Highway, ferry system on new district engineer’s radar
A proposed multi-million-dollar expansion of State Hwy. 361 in Port Aransas still isn’t completely funded, but this town has a chance to get the funding it needs during this Legislative session, according to a transportation official.
“It has a very viable potential to go forward,” said John A. Casey, the new district engineer in charge of the Corpus Christi office of the Texas Department of Transportation.
Casey also talked about plans to increase stacking lane capacity at the ferry landings. He made the remarks while speaking on Tuesday, Jan. 25, at the Community Center, where he provided updates on various transportation issues affecting Port Aransas.
More than a dozen people, including city council members, attended the event, which was organized by the Port Aransas Chamber of Commerce as a get-acquainted gathering for chamber members.
Casey became the district engineer in July last year. He previously lived in Utah and served as vice president of T.Y. Lin International, a civil and structural engineering firm.
Casey said he’s the first person from outside Texas ever to take this district engineer’s position. And, he said, he’s only the second non-TxDOT employee ever to be hired as a district engineer.
Casey said he’s dedicated to helping Port Aransas and surrounding areas as much as he can with citizens’ transportation needs.
“My goal is to work with you to try and help make this community (remain) as vibrant as I think it is, and to make the ripple effect of economic development as effective as we can,” he said.

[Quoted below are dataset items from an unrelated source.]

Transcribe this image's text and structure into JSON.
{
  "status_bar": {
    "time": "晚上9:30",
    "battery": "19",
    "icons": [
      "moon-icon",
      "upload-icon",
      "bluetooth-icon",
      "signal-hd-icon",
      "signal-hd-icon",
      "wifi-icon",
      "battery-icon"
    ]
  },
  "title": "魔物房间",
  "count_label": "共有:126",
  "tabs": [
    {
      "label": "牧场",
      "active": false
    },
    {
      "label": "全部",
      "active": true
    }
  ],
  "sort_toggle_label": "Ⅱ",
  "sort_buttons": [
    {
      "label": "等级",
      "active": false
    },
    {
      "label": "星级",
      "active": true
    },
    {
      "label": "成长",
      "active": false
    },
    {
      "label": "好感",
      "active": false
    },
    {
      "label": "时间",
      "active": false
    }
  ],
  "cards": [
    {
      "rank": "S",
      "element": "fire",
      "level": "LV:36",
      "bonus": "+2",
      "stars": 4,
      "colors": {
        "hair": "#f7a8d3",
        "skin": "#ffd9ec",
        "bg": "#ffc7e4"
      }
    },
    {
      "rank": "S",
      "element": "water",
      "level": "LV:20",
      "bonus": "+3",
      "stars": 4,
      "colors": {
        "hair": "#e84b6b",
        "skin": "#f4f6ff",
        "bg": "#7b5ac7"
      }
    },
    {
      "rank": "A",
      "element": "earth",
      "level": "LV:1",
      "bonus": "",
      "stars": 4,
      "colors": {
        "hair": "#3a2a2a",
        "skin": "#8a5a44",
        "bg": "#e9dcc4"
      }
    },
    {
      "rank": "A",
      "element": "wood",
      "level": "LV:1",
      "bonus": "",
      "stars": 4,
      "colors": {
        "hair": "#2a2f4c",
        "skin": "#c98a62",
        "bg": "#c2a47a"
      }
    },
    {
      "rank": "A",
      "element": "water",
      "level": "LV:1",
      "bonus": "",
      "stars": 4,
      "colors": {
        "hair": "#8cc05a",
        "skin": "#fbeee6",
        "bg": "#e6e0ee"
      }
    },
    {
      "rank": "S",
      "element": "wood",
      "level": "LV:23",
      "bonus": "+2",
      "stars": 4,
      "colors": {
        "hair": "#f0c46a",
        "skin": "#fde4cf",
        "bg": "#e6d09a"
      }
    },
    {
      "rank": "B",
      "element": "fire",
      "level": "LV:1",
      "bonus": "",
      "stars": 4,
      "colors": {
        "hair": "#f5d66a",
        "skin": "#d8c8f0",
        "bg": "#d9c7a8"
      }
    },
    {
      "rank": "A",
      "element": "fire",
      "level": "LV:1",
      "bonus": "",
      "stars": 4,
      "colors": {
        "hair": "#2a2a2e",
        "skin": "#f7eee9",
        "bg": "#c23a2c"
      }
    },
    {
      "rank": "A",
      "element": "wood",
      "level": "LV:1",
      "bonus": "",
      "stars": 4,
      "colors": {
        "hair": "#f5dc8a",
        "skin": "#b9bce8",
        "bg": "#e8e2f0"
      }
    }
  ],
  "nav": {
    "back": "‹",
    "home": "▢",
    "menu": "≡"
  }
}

TxDOT’s plans for the State Hwy. 361 project address an area between Avenue G and Beach Access Road 1.
That stretch of highway, slightly more than two and a half miles, is two lanes wide and has shoulders. Plans call for a $7.7 million project that would expand the highway to four lanes and result in the construction of a raised median and a 10-foot-wide hike-and-bike trail on the east side of the thoroughfare.
Competition for transportation project funding around the state is stiff, and Casey wasn’t making any promises for funding, partly because he doesn’t control that.
But, he said, several factors do weigh in Port Aransas’s favor. For example, state authorities want to see a “regional draw” in traffic where road funds go, and that happens in that portion of Hwy. 361, Casey said.
Other components that help Port Aransas’s chances: The highway is part of a hurricane evacuation route, and the city seems ready to contribute a share of the cost of the project, Casey said.
State authorities also like projects that are “shovel-ready,” and the Hwy. 361 project will be just that by about October, when TxDOT will be finished with engineering and other preliminary work associated with the planned venture, Casey said.
TxDOT also is planning to expand the length of traffic “stacking” lanes at the ferry landings on both sides of the Corpus Christi Ship Channel, Casey said.
The newly drawn lanes would allow ferry traffic directors to put two or three times as many vehicles in the stacking lanes as can fit there now, he said.
On the Mustang Island side, the lanes would extend over what now is an open, grassy area south of where the lanes are right now. Some of the property belongs to the state, and some belongs to the city.
Traffic signals also would be put in place to help drivers know when to pull up, Casey said.
On the Harbor Island side, Casey said, the additional stacking lanes will be inserted where state-owned grassy areas are now.
Construction of the stacking lanes would be funded by state or federal grants, Casey said. If the funding comes through, the work could be done roughly between October this year and February 2012, he said.